Monday, May. 31, 1943
Vladimir of Kiev
Lateness of season is no business handicap to Vladimir Horowitz, the greatest box-office pianist of the day. Last week this sallow, dynamic son-in-law of Arturo Toscanini closed his season with a hot-weather recital in Manhattan's Carnegie Hall. Critics found his playing below his usual brilliant standards. But the box office took in a fat $6,000.
Vladimir Horowitz owes his enormous following to the most amazingly fleet, powerful and accurate fingers in the pianistic world. He can trill with the relentless evenness of a mechanical drill. He can rip off a scale of octaves with a glittering finish that few of his contemporaries can even approach. His performances invariably crackle with electric virtuosity.
Few connoisseurs of piano music would place Pianist Horowitz with the top-rank interpretive artists such as Artur Schnabel, Artur Rubinstein, or Walter Gieseking. But in everything involving sheer, crystalline dexterity, Vladimir Horowitz tops every one of them. Son of a Kiev electrical engineer, nephew of a Russian music critic, Vladimir Horowitz gave his first concerts during the dog days of the Russian revolution. He was sometimes paid in butter, flour and cabbages.
Fifteen years ago, following a meteoric success in continental Europe, he arrived in the U.S., where he was introduced with the New York Philharmonic under Sir Thomas Beecham. So fast and furious was Horowitz' performance of the Tchaikovsky Concerto that peppery Sir Thomas refused to keep up with it. For whole measures, Tchaikovsky's music sounded like a tug of war.

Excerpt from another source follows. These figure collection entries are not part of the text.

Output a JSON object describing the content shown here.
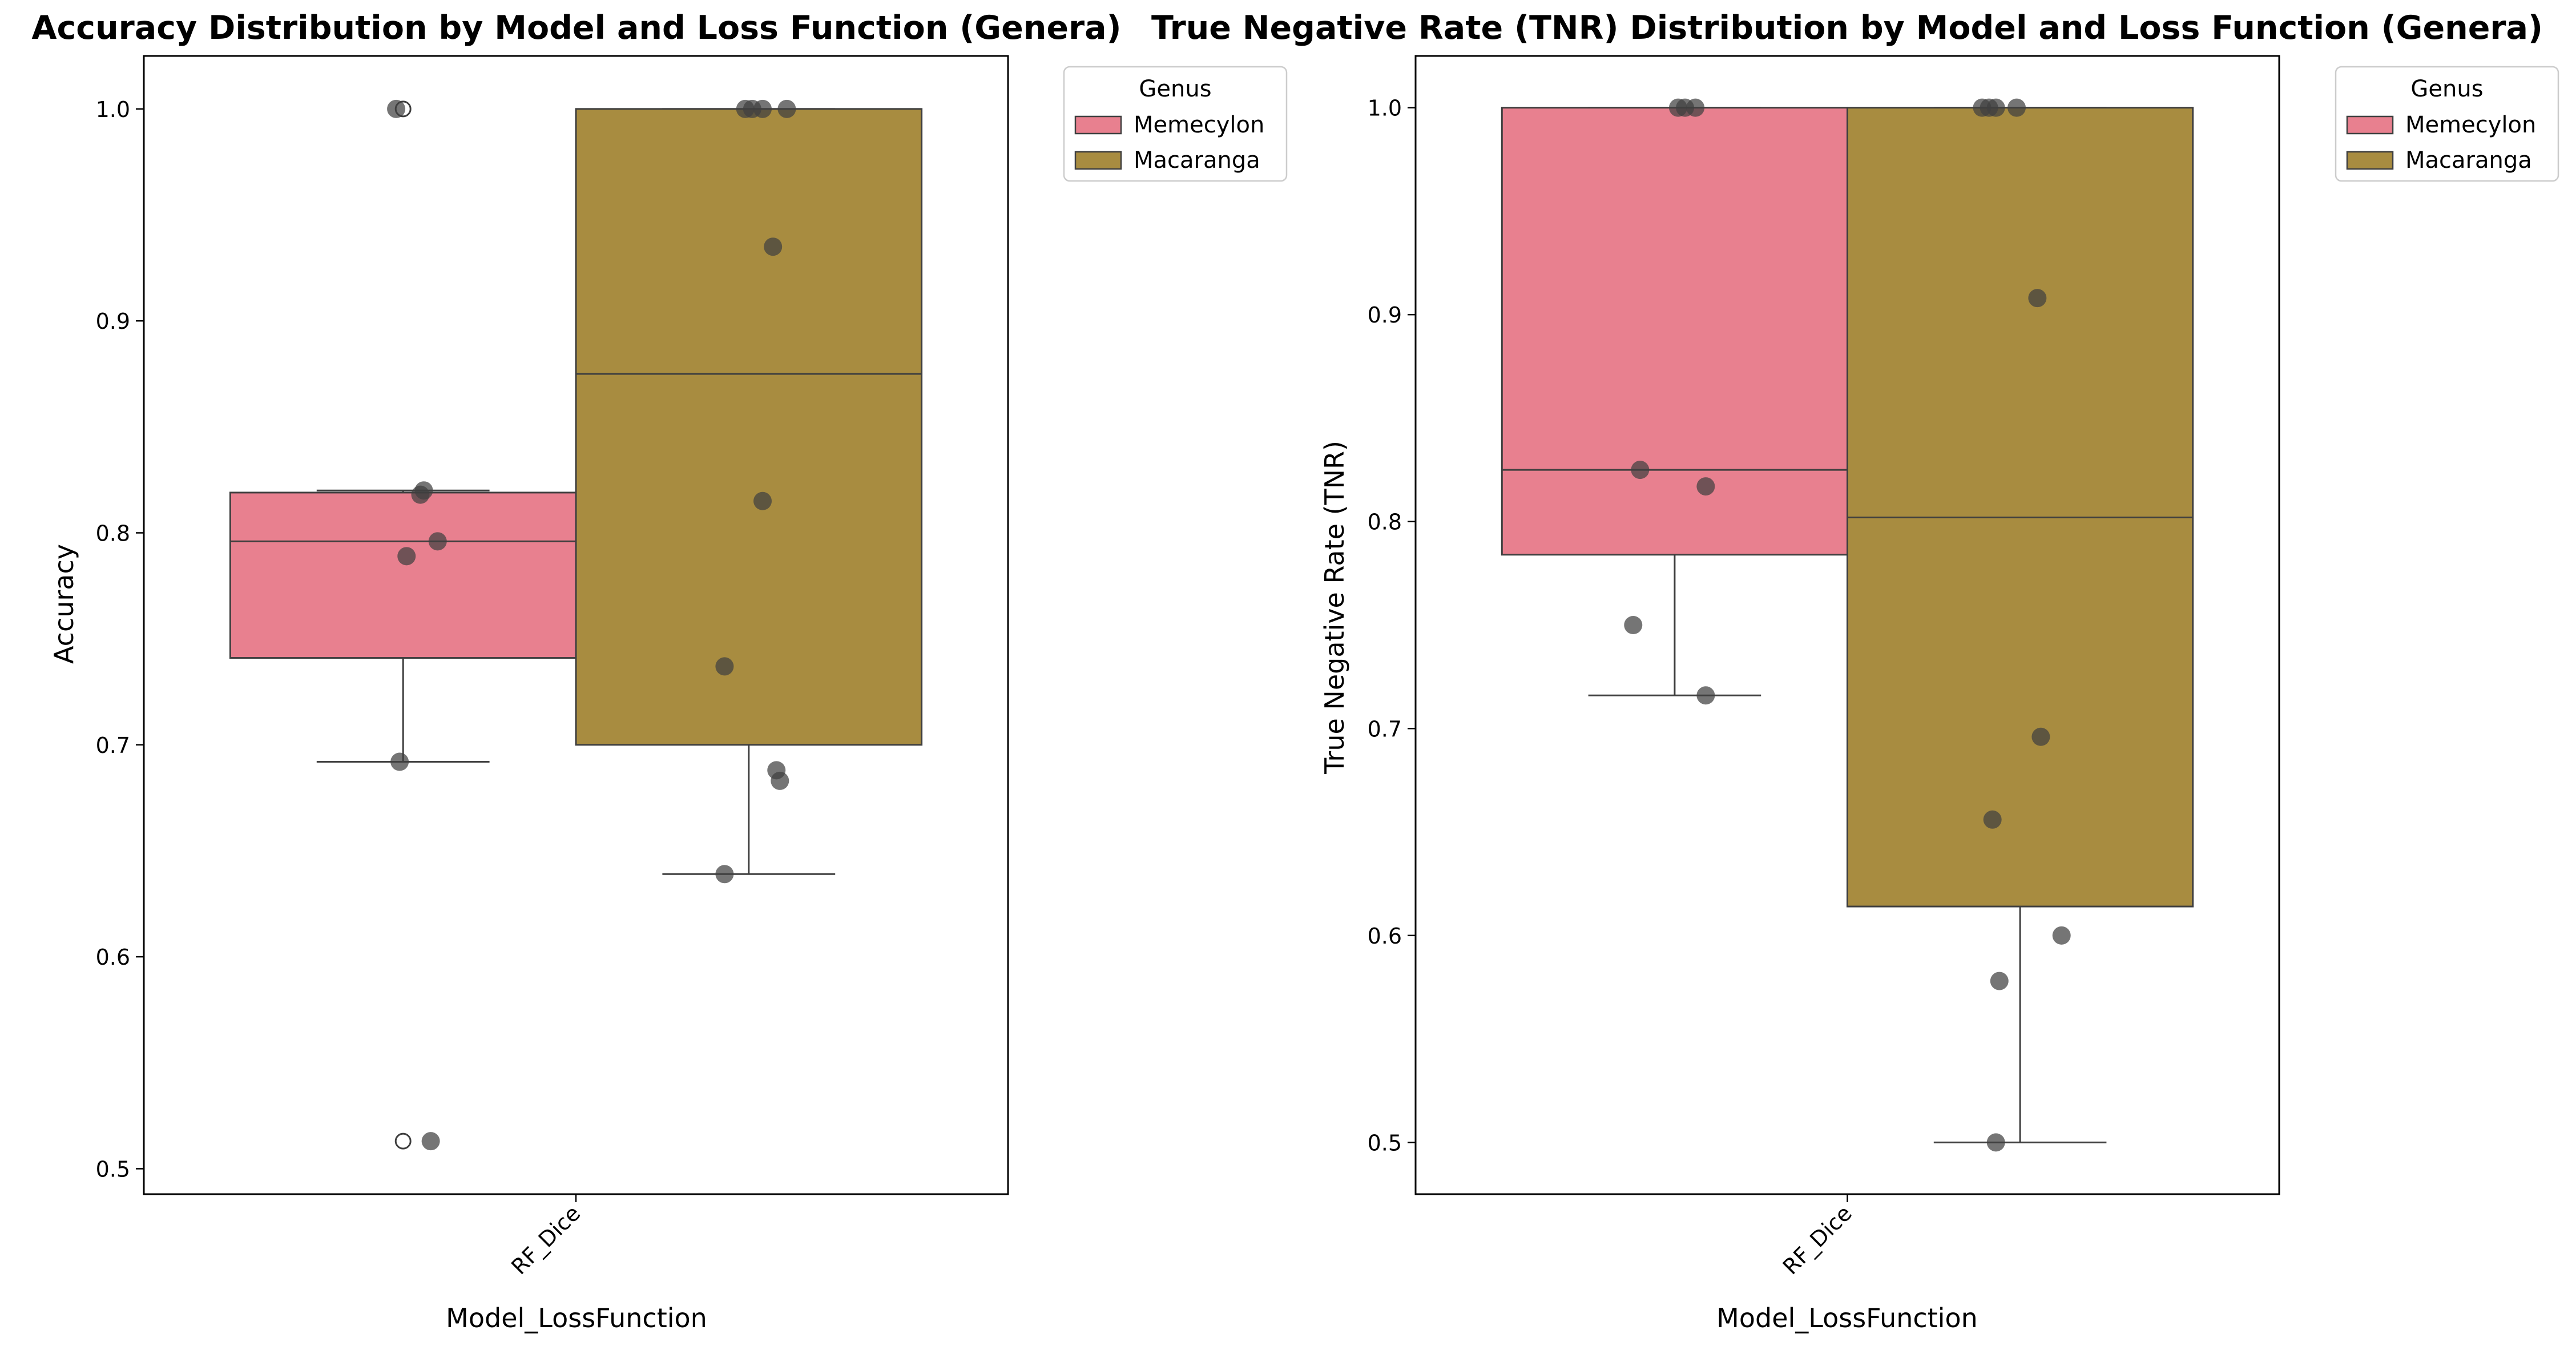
{
  "chart_data": [
    {
      "type": "box",
      "title": "Accuracy Distribution by Model and Loss Function (Genera)",
      "xlabel": "Model_LossFunction",
      "ylabel": "Accuracy",
      "categories": [
        "RF_Dice"
      ],
      "ylim": [
        0.488,
        1.025
      ],
      "yticks": [
        0.5,
        0.6,
        0.7,
        0.8,
        0.9,
        1.0
      ],
      "ytick_labels": [
        "0.5",
        "0.6",
        "0.7",
        "0.8",
        "0.9",
        "1.0"
      ],
      "legend": {
        "title": "Genus",
        "position": "outside-top-right"
      },
      "series": [
        {
          "name": "Memecylon",
          "color": "#e8808f",
          "box": {
            "q1": 0.741,
            "median": 0.796,
            "q3": 0.819,
            "whisker_low": 0.692,
            "whisker_high": 0.82
          },
          "outliers": [
            0.513,
            1.0
          ],
          "points": [
            {
              "x": -0.02,
              "y": 1.0
            },
            {
              "x": 0.06,
              "y": 0.82
            },
            {
              "x": 0.05,
              "y": 0.818
            },
            {
              "x": 0.1,
              "y": 0.796
            },
            {
              "x": 0.01,
              "y": 0.789
            },
            {
              "x": -0.01,
              "y": 0.692
            },
            {
              "x": 0.08,
              "y": 0.513
            }
          ]
        },
        {
          "name": "Macaranga",
          "color": "#a88c40",
          "box": {
            "q1": 0.7,
            "median": 0.875,
            "q3": 1.0,
            "whisker_low": 0.639,
            "whisker_high": 1.0
          },
          "outliers": [],
          "points": [
            {
              "x": -0.01,
              "y": 1.0
            },
            {
              "x": 0.01,
              "y": 1.0
            },
            {
              "x": 0.04,
              "y": 1.0
            },
            {
              "x": 0.11,
              "y": 1.0
            },
            {
              "x": 0.07,
              "y": 0.935
            },
            {
              "x": 0.04,
              "y": 0.815
            },
            {
              "x": -0.07,
              "y": 0.737
            },
            {
              "x": 0.08,
              "y": 0.688
            },
            {
              "x": 0.09,
              "y": 0.683
            },
            {
              "x": -0.07,
              "y": 0.639
            }
          ]
        }
      ]
    },
    {
      "type": "box",
      "title": "True Negative Rate (TNR) Distribution by Model and Loss Function (Genera)",
      "xlabel": "Model_LossFunction",
      "ylabel": "True Negative Rate (TNR)",
      "categories": [
        "RF_Dice"
      ],
      "ylim": [
        0.475,
        1.025
      ],
      "yticks": [
        0.5,
        0.6,
        0.7,
        0.8,
        0.9,
        1.0
      ],
      "ytick_labels": [
        "0.5",
        "0.6",
        "0.7",
        "0.8",
        "0.9",
        "1.0"
      ],
      "legend": {
        "title": "Genus",
        "position": "outside-top-right"
      },
      "series": [
        {
          "name": "Memecylon",
          "color": "#e8808f",
          "box": {
            "q1": 0.784,
            "median": 0.825,
            "q3": 1.0,
            "whisker_low": 0.716,
            "whisker_high": 1.0
          },
          "outliers": [],
          "points": [
            {
              "x": 0.01,
              "y": 1.0
            },
            {
              "x": 0.03,
              "y": 1.0
            },
            {
              "x": 0.06,
              "y": 1.0
            },
            {
              "x": -0.1,
              "y": 0.825
            },
            {
              "x": 0.09,
              "y": 0.817
            },
            {
              "x": -0.12,
              "y": 0.75
            },
            {
              "x": 0.09,
              "y": 0.716
            }
          ]
        },
        {
          "name": "Macaranga",
          "color": "#a88c40",
          "box": {
            "q1": 0.614,
            "median": 0.802,
            "q3": 1.0,
            "whisker_low": 0.5,
            "whisker_high": 1.0
          },
          "outliers": [],
          "points": [
            {
              "x": -0.11,
              "y": 1.0
            },
            {
              "x": -0.09,
              "y": 1.0
            },
            {
              "x": -0.07,
              "y": 1.0
            },
            {
              "x": -0.01,
              "y": 1.0
            },
            {
              "x": 0.05,
              "y": 0.908
            },
            {
              "x": 0.06,
              "y": 0.696
            },
            {
              "x": -0.08,
              "y": 0.656
            },
            {
              "x": 0.12,
              "y": 0.6
            },
            {
              "x": -0.06,
              "y": 0.578
            },
            {
              "x": -0.07,
              "y": 0.5
            }
          ]
        }
      ]
    }
  ]
}
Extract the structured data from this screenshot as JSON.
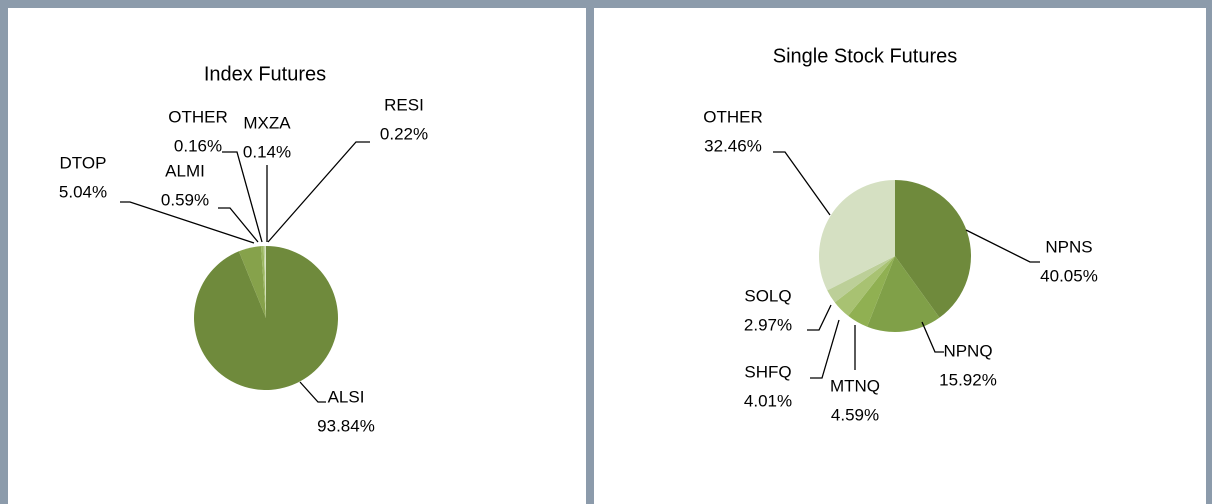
{
  "chart_data": [
    {
      "type": "pie",
      "title": "Index Futures",
      "categories": [
        "ALSI",
        "DTOP",
        "ALMI",
        "OTHER",
        "MXZA",
        "RESI"
      ],
      "values": [
        93.84,
        5.04,
        0.59,
        0.16,
        0.14,
        0.22
      ],
      "value_labels": [
        "93.84%",
        "5.04%",
        "0.59%",
        "0.16%",
        "0.14%",
        "0.22%"
      ],
      "colors": [
        "#6f8a3c",
        "#86a24b",
        "#9cb862",
        "#b2c88a",
        "#c6d6a6",
        "#d6e1c0"
      ]
    },
    {
      "type": "pie",
      "title": "Single Stock Futures",
      "categories": [
        "NPNS",
        "NPNQ",
        "MTNQ",
        "SHFQ",
        "SOLQ",
        "OTHER"
      ],
      "values": [
        40.05,
        15.92,
        4.59,
        4.01,
        2.97,
        32.46
      ],
      "value_labels": [
        "40.05%",
        "15.92%",
        "4.59%",
        "4.01%",
        "2.97%",
        "32.46%"
      ],
      "colors": [
        "#6f8a3c",
        "#80a048",
        "#90b052",
        "#a8c272",
        "#bccf98",
        "#d5e0c2"
      ]
    }
  ]
}
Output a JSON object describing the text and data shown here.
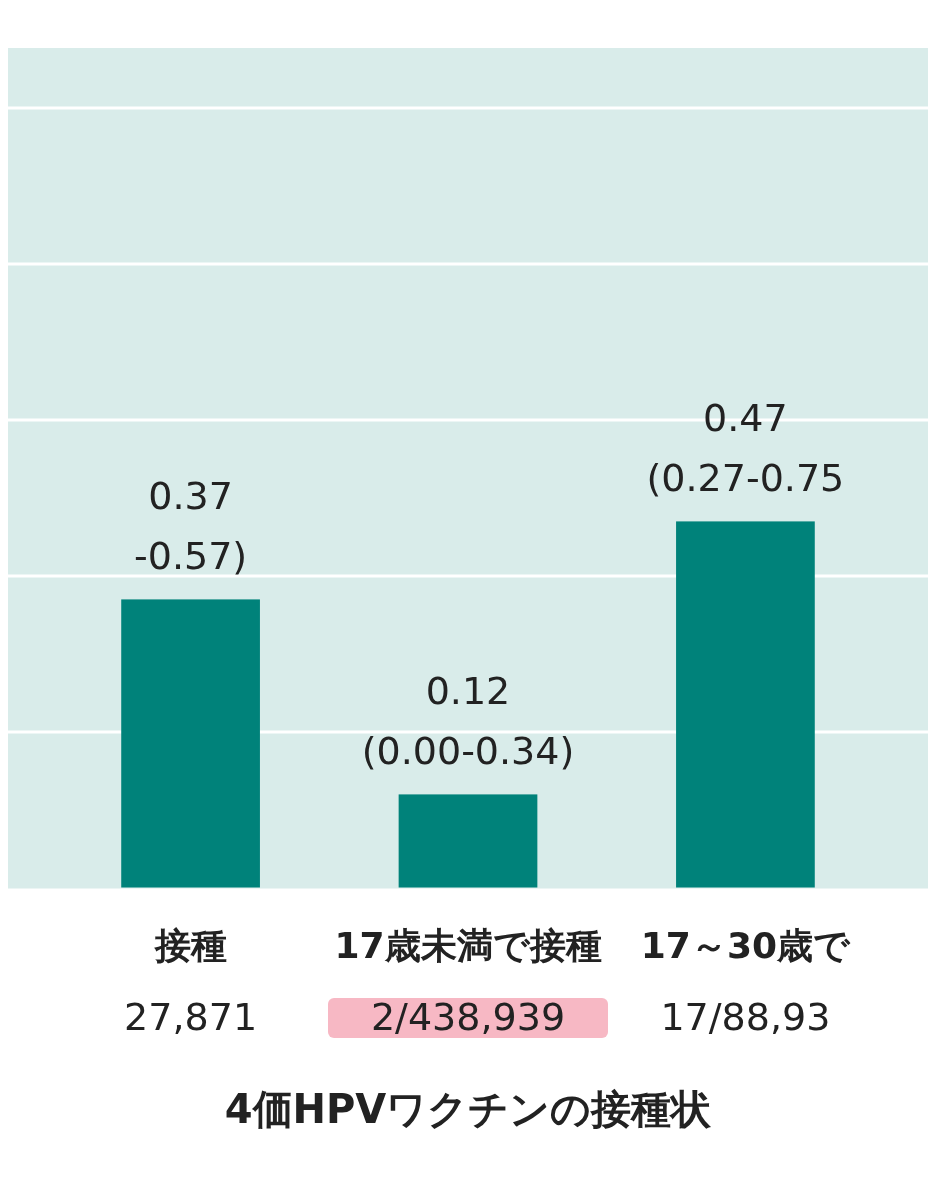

Horowitz has been able to achieve much more rapport with his great father-in-law. Toscanini has given him brilliant support in two of the most bravura concerto recordings ever made: the Tchaikovsky Concerto (a fabulous best-seller), and the B Flat Major Concerto of Brahms.
Horowitz' virtuosity is sustained by a hair-trigger temperament. He approaches concerts in a state of panic, achieves relative calm only when his spring-steel fingers are actually at work. So serious did his nervousness become in 1935 that he gave up playing publicly for two years. Yet from the audience, Horowitz seems as coldly efficient as one of his arpeggios.
He lives a methodical if jittery life, alternating between a suite in a midtown Manhattan hotel and rented villas in Hollywood. He has a high giggle, a flamboyant taste for red ties and pink-striped shirts. Horowitz' great absorption outside music is his magnificent collection of snuffboxes assembled from over the world. He keeps them in a large chest of drawers, laid out with geometrical precision on a lining of green silk.